Encryption Constraints

Performing data encryption and decryption on the DW server consumes significant CPU processing cycles. This results in excessive overhead costs and degraded system performance. Also, performing decryption on the DW server before transmitting the decrypted data to the client (end-user's workstation) exposes the data to unauthorized access during the transmission. These problems can be minimized if the encryption and decryption functions are effectively deployed to the workstation level with greater CPU cycles available for processing.

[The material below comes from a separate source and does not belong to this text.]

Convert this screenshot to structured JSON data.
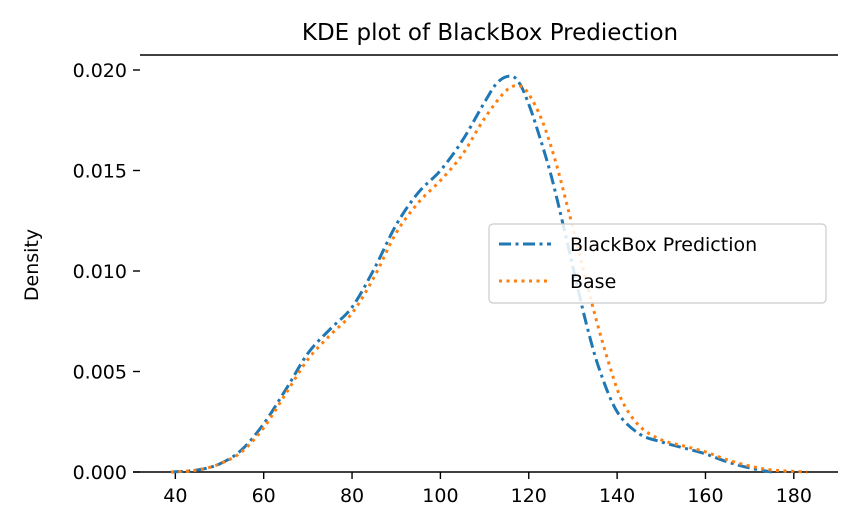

In addition, improperly used encryption (e.g., weak encryption algorithm) can give users a false sense of security. Encrypted data in the DW must be decrypted before the standard query operations can be performed. This increases the time to process a query which can irritate the end-users and force them to be belligerent toward encryption mechanism. Finally, it is still illegal to use certain encryption algorithms outside the U.S. borders.

Data Warehouse Administration

The size of historical data in the DW environment grows significantly every year, while the use of the data tends to decrease dramatically. This increases storage, processing and operating costs of the DW annually. It necessitates the periodic phasing out of least used or unused data -- usually after a detailed analysis of the least and most accessed data over a long time horizon. A prudent decision has to be made as to how long historical data should be kept in the DW environment before they are phased out en mass. The DWA may not meet effectively these challenges without the necessary tools (activity and data monitors), resources (funds and staffing support) and management philosophy (strategic planning and management). For these reasons, the DWA should be a good strategist, an effective communicator, an astute politician, and a competent technician.

Control Reviews

The internal control review approach of the DW environment should be primarily forward-looking (emphasizing up-front prevention) as opposed to backward-looking (emphasizing after-the-fact verification). This approach calls for the use of pre-control and concurrent control assessment techniques to look at such issues as (a) data quality control, (b) effectiveness of security management, (c) economy and efficiency of DW operations, (d) accomplishment of operational goals or quality standards, and (e) overall DW administration. Effective collaboration with the internal customers (the DWA and en-users) and use of automated control tools are essential for conducting these control reviews competently.

Conclusions

The seven phases of systematic vulnerability assessment and management program described in this article are helpful in averting underprotection and overprotection (two undesirable security extremes) of the DW data. This is achieved through the eventual selection of cost-effective security measures which ensure that different categories of corporate data are protected to the degree necessary. The program also shifts the management focus from taking corrective security actions in a crisis mode to prevention of security crises in the DW environment.

It is generally recognized that the goal of DW is to provide decision-makers access to consistent, reliable, and timely data for analytical, planning, and assessment purposes in a format that allows for easy retrieval, exploration and analysis. The need for accurate information in the most efficient and effective manner is congruent with the security requirements for data integrity and availability.

Thus, it is a winning corporate strategy to ensure a happy marriage between the idealism of DW based on empowered informational processing, and the pragmatism of a proactive security philosophy based on prudent security practices in the empowered computing environment. The myth that security defeats the goal of DW, or cannot coexist in the DW environment should be debunked. Anything less would be imprudent.